Ocak, yılın ilk ayı. Ev anlamına da gelir, severim. Bir şey pişirmeye yarayan düzenek; ateşle ilgili. Niye, çünkü eski Türkçe od ateştir, odak (yazmıştım hatırla) üzerinden ocak olur. Çünkü ev, bir şey pişince evdir, mutfak penceresine yemek buğusu vursa gerektir. Ocak deyince, ülkü ocağı var, hiç gitmedim. Halk zemheri der, Rumi takvimde kanunisani; Latin arkadaşlar undecim der, on birinci demek; un, birdir, one’a dönüşür. Ocak İngilizce January: Roma inancında evlerin kapısını bekleyen tanrının adıdır Ianus. İanua, kapı. Ianuarius giriş gibi; oradan January olur. Bu Ianus, ikiyüzlüdür (kötü anlamda demiyorum, iki başlıdır adam), bir yüzü geçmişe, diğeri geleceğe bakar. Çünkü geçmişe bakmayan geleceği anlayamaz.
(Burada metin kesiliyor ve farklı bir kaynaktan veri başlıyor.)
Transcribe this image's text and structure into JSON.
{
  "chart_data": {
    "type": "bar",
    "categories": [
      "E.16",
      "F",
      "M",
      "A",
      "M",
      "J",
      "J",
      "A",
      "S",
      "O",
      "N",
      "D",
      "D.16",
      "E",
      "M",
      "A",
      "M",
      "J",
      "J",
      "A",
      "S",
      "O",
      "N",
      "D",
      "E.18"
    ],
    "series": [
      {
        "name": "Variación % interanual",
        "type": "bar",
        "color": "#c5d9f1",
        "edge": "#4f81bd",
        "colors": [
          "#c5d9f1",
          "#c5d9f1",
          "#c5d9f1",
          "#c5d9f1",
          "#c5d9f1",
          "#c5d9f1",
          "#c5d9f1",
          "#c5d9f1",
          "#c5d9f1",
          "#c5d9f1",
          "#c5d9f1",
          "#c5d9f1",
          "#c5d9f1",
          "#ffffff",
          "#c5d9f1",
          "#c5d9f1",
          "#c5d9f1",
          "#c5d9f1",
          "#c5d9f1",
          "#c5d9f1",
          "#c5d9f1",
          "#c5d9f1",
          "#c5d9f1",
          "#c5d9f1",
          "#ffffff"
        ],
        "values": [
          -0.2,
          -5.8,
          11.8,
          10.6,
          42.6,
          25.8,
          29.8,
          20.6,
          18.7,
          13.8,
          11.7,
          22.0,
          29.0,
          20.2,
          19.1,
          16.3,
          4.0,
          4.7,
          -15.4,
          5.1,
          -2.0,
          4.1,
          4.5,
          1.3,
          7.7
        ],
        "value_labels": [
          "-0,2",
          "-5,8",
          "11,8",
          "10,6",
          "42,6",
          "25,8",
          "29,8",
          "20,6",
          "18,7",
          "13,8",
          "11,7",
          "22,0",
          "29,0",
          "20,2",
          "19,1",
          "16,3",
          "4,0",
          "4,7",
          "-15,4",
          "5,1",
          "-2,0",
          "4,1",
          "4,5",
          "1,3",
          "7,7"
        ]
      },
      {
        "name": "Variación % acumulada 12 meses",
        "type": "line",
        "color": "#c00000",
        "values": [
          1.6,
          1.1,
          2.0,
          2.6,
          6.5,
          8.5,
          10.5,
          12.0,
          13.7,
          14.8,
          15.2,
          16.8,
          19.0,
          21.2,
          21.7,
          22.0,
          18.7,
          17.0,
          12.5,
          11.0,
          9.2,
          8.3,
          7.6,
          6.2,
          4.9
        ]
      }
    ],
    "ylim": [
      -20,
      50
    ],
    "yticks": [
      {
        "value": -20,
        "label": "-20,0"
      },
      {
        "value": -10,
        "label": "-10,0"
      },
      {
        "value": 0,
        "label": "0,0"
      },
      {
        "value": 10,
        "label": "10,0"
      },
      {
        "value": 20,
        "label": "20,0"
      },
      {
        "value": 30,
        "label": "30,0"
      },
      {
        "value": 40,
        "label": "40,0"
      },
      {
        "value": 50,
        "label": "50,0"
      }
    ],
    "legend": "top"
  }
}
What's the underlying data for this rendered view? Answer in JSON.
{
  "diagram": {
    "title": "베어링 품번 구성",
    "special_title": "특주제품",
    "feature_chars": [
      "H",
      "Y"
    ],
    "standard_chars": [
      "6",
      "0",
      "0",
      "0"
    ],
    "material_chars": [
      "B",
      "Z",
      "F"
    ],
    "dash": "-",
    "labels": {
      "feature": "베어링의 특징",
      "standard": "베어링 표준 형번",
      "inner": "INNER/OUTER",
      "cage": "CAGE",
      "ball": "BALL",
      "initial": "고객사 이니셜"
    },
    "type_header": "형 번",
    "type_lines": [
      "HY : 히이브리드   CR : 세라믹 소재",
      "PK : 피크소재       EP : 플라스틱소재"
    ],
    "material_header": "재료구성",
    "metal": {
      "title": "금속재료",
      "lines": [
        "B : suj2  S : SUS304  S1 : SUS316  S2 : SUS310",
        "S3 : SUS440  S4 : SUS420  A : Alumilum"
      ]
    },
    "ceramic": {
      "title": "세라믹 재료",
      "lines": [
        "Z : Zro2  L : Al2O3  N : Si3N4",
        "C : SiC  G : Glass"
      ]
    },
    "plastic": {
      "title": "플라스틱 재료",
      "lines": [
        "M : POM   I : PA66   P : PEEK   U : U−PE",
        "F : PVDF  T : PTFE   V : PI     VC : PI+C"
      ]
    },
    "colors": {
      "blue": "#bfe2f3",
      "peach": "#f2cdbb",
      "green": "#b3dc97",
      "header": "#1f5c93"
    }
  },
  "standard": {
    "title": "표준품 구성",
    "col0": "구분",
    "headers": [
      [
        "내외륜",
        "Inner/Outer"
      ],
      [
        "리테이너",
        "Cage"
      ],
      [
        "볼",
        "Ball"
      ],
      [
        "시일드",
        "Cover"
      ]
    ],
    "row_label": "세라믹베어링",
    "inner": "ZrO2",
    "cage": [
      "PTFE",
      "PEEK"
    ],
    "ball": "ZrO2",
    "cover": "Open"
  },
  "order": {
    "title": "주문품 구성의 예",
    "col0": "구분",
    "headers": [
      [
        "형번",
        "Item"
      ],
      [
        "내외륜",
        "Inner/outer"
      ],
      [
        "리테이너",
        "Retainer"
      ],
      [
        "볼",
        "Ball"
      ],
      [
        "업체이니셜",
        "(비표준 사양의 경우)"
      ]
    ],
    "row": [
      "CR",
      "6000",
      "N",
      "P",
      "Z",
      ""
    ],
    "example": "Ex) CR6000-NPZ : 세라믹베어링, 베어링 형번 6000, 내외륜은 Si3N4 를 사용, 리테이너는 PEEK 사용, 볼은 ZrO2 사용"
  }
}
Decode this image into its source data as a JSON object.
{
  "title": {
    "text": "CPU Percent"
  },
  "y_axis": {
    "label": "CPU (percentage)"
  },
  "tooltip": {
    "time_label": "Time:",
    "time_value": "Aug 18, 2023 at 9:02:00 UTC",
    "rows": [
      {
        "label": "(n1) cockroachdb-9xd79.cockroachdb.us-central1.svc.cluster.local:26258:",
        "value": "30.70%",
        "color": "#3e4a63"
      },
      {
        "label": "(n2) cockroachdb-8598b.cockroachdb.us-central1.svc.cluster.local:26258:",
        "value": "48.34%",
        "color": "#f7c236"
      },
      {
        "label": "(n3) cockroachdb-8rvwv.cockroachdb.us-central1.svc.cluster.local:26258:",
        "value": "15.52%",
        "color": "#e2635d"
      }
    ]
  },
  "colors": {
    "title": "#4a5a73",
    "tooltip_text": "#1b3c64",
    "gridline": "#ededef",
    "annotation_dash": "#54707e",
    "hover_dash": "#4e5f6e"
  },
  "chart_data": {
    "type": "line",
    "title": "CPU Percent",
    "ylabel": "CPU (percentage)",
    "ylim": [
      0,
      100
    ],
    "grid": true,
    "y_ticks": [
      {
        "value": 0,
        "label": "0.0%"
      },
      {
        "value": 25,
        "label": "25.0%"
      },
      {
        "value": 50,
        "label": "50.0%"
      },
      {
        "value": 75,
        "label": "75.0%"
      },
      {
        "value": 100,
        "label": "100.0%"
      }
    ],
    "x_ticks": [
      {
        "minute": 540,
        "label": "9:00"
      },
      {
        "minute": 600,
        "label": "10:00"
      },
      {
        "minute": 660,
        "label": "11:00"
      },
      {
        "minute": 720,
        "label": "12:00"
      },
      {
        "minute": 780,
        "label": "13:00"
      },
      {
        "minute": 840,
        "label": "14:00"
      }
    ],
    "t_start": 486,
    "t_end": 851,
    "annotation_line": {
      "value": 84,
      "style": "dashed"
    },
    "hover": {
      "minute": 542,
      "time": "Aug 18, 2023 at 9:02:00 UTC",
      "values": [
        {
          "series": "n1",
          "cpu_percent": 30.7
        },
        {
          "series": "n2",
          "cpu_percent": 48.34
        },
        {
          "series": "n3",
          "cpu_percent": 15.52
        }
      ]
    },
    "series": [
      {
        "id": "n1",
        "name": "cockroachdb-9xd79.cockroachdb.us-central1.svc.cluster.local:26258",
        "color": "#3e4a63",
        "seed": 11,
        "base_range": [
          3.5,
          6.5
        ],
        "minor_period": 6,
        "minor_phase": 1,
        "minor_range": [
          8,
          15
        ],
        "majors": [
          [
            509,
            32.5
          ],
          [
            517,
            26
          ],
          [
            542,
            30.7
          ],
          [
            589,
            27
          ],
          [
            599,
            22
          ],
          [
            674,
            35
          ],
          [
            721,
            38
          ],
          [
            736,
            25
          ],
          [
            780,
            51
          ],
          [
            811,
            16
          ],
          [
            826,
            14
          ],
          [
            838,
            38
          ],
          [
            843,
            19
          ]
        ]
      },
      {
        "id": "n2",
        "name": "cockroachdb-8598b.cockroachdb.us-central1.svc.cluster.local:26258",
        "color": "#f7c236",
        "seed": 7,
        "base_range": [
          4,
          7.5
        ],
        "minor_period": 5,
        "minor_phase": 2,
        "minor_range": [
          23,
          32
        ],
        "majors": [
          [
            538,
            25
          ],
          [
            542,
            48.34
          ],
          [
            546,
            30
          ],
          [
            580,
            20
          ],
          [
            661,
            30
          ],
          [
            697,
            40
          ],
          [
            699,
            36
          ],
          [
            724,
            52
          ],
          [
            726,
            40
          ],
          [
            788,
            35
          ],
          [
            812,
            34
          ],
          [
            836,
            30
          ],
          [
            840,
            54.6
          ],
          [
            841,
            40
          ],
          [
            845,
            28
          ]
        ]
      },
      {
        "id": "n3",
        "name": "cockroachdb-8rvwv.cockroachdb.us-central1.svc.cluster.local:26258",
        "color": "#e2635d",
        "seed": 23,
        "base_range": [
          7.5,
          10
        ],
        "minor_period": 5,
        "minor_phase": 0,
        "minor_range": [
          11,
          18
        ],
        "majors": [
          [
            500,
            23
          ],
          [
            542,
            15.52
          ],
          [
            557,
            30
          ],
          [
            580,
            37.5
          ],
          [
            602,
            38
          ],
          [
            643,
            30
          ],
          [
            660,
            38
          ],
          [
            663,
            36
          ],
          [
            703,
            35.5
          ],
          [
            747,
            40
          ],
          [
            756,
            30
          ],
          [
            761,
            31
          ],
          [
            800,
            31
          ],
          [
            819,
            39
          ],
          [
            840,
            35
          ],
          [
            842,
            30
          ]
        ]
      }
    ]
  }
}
Tarikat mekânlarına ocak denir. Sonra Türk Ocağı var Beyazıt’ta, kahvesini severim. Tabii bir Çorlulu Ali Paşa’da kahve daha kraldır; hem de üç kral falan değil, tek başına kral... Gider misin arada, nargile falan? Öyledir ki kahvesi, içtikçe içersin, güzelim köpük hep üsttedir. Üstelik burada hesap getirmez garsonlar. Eski bilgi, unuttuğumuz; dürüstlük esastır. Kapıya yanaşır, yediğini içtiğini “yalansız” söylersin. Orada, nargilelerin yanında, yosunlu mezar taşlarının önünde, közlerin kırmızısında bekleyen matematik profesörü, her şeyi anında hesaplar, hayırlı işler demeden gitme yalnız, bozuk atar.
Cevher çıkarılan yerlere de ocak derler. Çok canı yanan için ocağı söndü denir; canı yanan sağlık ocağına gider. Anadolu’da hastaneye halen sağlık ocağı diyenler var, ne güzel. İncir ağacının kökleri yayılmayı sever, güçlü olduğu için önüne çıkanı sürüyüp çatlatır, bir evin yakınında incir varsa kapıdaki İanus ne etsin, temelinden götürür; bu yüzden eskiler, birinin hali beterse ocağına incir ağacı dikerler, böyle bir “deyim” bulmuşlar, güzel. Kültür, “deyiş”; sanat demek isteyiştir.
Ocağın en güzel yanı da kimi cumartesi günleri, kar ayazından önce, günün son saatlerindeki hafif turuncu kış ışığıdır... O ışıkta ısınıyorum bahara kadar! Benim gibi kış sevmezler, siz de dayanın!